San Francisco Bay Area home sales plummeted to the lowest of any month since February 2008 as average home prices soared into the millions.
The extreme rise in home prices, however, is not a sign that the housing market is in a bubble and about to pop, Madeline Schnapp, director of economic research for PropertyRadar, explained in a recent report.
Looking at the latest facts for February, San Francisco Bay Area home sales, including condominiums, fell 2.8% from January 2017 and were down 4.1% from February 2016, marking the lowest of any month since February 2008.
And at the county level, sales were down double digits from last year in four of the region’s eight counties, with Marin and San Mateo counties posting the largest year-over-year declines of 13.7% and 12.4%, respectively.
“Double-digit home sale declines in Marin and San Mateo counties reflect their median prices topping $1 million,” noted Schnapp. “It’s no wonder headlines are dominated by stories of Millennial homebuyers wanting out.”
The San Francisco Bay Area February median home price (single-family residence) jumped 7.9% to $750,000, up from $695,000 in January 2017 and up 12.8% from $665,000 a year earlier.
Home prices have increased so much that Schnapp noted, “When we examine heatmaps of home values in the San Francisco Bay Area counties, large swaths are color-coded red, indicating values north of $2 million.”
But all of the surging home prices do not add up to a housing bubble, Schnapp stated.
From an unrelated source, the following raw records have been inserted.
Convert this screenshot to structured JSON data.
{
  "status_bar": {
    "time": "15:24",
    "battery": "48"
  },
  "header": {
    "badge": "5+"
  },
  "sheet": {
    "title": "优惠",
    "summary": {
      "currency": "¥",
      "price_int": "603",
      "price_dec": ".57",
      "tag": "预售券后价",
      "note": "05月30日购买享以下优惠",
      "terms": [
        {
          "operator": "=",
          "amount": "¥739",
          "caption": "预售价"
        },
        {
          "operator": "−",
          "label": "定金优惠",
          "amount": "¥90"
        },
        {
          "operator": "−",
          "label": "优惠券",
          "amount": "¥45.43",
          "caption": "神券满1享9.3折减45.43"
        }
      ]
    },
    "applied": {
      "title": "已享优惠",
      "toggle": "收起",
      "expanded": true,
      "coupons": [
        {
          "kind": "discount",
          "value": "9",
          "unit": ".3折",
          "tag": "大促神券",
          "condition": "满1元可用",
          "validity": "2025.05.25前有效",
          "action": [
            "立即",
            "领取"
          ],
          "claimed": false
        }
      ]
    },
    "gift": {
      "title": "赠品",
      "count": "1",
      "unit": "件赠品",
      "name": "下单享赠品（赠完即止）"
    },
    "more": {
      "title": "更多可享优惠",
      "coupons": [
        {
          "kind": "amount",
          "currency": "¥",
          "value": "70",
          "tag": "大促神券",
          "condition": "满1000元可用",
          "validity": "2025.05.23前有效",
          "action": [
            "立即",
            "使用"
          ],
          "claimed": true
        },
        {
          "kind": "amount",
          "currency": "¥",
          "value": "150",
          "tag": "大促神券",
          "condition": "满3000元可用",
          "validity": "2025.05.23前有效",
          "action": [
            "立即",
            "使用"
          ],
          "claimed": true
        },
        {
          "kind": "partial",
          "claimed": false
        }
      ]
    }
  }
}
“It’s a market dislocation caused largely by government policy,” said Schnapp. "A housing bubble requires both an unwarranted surge in prices followed by a massive selloff.”
“A massive selloff — a bubble bursting — is unlikely because a regulatory change in 2009 means that even if consumers default on their loans, banks will now sit on inventory rather than foreclose and sell like they did in 2008," she continued.
Instead, Schnapp attributed the higher prices to a combination of factors, including plentiful jobs and below-market rate loans that require little down.
The real problem comes down to bad government policy, she said.
“Local, state and federal housing regulations have made it all but impossible for builders to meet housing demand in California’s growing economy,” said Schnapp. “Conceptually, the solutions to California’s affordability crisis are simple, but politically we should expect the current situation to continue for the foreseeable future.”